Едва явился Жеребцов на берегах Таза, как закипело новое дело. Повелел он зимой пройти вверх по течению реки, лес самый спелый валить да по весне к Мангазее сплавлять. Затем сам разметил землю, и за лето срубили на единственном удобном месте, на возвышенном берегу, кремль – с четырьмя глухими угловыми башнями, одной проездной, да внутри поставили церковь в честь Живоначальной Троицы. На этом посвящении настоял сам воевода: ещё с первого своего срока выборного дворянина во Ржеве получил он за службу поместье в Московском уезде, на границе с землями Троицкого монастыря, не раз и не два всенощную там отстоял и почитал себя духовным чадом игумена Иоасафа.

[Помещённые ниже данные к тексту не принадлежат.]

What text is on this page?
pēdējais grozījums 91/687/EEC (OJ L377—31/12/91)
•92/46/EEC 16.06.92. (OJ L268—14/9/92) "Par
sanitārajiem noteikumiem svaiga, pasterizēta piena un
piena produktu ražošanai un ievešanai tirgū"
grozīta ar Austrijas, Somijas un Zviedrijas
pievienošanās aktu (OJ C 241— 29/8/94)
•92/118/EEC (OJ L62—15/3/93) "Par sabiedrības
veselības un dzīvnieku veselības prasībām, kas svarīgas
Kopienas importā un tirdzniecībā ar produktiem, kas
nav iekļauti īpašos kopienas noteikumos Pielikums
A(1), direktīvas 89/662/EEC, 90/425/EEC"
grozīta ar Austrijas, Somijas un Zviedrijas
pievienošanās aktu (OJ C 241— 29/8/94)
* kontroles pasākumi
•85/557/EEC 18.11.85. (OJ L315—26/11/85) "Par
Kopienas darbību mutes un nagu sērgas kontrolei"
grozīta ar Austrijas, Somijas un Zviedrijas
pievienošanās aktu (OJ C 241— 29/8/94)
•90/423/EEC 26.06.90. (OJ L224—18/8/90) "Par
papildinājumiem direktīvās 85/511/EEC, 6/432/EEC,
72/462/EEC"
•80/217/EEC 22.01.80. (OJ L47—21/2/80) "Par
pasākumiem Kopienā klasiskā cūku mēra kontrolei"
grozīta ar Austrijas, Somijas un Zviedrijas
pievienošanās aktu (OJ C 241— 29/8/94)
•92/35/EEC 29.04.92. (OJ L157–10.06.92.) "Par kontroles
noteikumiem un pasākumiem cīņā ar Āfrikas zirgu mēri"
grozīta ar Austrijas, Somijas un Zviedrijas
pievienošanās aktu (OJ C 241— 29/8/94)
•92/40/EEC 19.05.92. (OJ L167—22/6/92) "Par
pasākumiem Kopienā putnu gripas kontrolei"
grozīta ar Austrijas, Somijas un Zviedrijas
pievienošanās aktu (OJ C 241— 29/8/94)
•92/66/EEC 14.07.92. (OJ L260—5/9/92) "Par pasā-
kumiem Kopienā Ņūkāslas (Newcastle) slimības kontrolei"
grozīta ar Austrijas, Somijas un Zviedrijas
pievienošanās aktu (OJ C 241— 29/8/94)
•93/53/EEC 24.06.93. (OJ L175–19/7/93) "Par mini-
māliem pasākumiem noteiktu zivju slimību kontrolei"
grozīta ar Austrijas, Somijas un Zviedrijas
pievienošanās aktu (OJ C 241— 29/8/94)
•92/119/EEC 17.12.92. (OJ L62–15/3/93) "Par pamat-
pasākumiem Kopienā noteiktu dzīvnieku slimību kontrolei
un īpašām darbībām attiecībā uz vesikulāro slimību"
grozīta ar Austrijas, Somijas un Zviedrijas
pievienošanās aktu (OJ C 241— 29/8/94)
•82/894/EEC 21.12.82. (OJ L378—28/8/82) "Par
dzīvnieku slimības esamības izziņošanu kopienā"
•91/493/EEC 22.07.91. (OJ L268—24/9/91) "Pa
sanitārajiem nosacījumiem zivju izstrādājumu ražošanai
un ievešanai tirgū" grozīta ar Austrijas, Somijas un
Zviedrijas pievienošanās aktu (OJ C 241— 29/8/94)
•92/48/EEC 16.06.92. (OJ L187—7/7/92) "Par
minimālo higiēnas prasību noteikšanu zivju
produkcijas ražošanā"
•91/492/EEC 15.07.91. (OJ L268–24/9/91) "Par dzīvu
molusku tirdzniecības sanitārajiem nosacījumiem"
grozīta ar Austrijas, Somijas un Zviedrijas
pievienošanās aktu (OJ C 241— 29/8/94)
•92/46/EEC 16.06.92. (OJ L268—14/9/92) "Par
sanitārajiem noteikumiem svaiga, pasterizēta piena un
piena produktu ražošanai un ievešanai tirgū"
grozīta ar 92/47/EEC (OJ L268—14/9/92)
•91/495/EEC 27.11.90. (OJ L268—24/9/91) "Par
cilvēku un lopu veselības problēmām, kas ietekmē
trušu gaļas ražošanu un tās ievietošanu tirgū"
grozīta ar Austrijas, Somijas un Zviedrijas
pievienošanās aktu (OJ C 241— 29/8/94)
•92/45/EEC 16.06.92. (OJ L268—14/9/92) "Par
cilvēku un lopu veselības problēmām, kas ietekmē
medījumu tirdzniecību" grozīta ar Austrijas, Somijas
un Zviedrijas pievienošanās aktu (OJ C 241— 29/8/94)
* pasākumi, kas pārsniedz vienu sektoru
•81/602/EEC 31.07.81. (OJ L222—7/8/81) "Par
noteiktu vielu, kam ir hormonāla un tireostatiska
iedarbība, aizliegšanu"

На Оби, в этом диком краю, среди болот, где летом свирепствует мошка, где нескончаемой зимней ночью гуляют по небу сполохи, где по великим рекам бегают малые, сшитые еловыми корнями кочи, а самая сладкая ягода – морошка, легко вздохнул Давыд Жеребцов. Сам ходил на посад, что стоял ради бережения от пожаров на расстоянии от города, на берегу Мангазейки, собирал атаманов, расспрашивал их о новых путях, о реках, ведущих на полдень и на полночь, о языках, обитающих по берегам, и думал, отправляя в Великий Устюг обоз с пушниной, сколь много серебра можно будет выручить за драгоценные чёрные собольи шкурки.

Правда, обоз тот был не похож на русский: мелкие самоедские олешки везли узкие сани на широких полозьях. Лошади здесь не водились: мох-то они не едят! Можно было, конечно, с архангелогородцами сговориться, морем пройти, но землёй-то вернее!

Следующей зимой Жеребцов сам пошёл от Оби, в которую впадает Таз, на восток до новой великой реки – до Енисея. Дивился, сколь обширна земля, и нет ей предела: и за Енисеем люди живут, туда можно ещё год и два идти – и земля всё не кончается. Не один отправился – с промышленниками, плотниками и иными охочими людьми.

И на реке Турухан, что впадает в великий Енисей, закипела работа – срубили зимовьё, в коем церковь – тоже Троицкая, восьмериком, под колоколы, шатром крытая, да воеводский двор, да амбар для хранения пушнины, да службы всякие. И зверя на мясо набили, и рыбы натаскали – в жизни воевода столько рыбы не видывал! А вкусна! Но не привык русский человек без хлеба да соли.

Зима проходила в довольстве. Но люди ждали – ждали муки – свежего хлебушка отведать, ждали зелья порохового, ждали железа в крицах – и топоры новые нужны, и ножи, а пуще всего вестей ждали: скучно одним долгую ночь жить.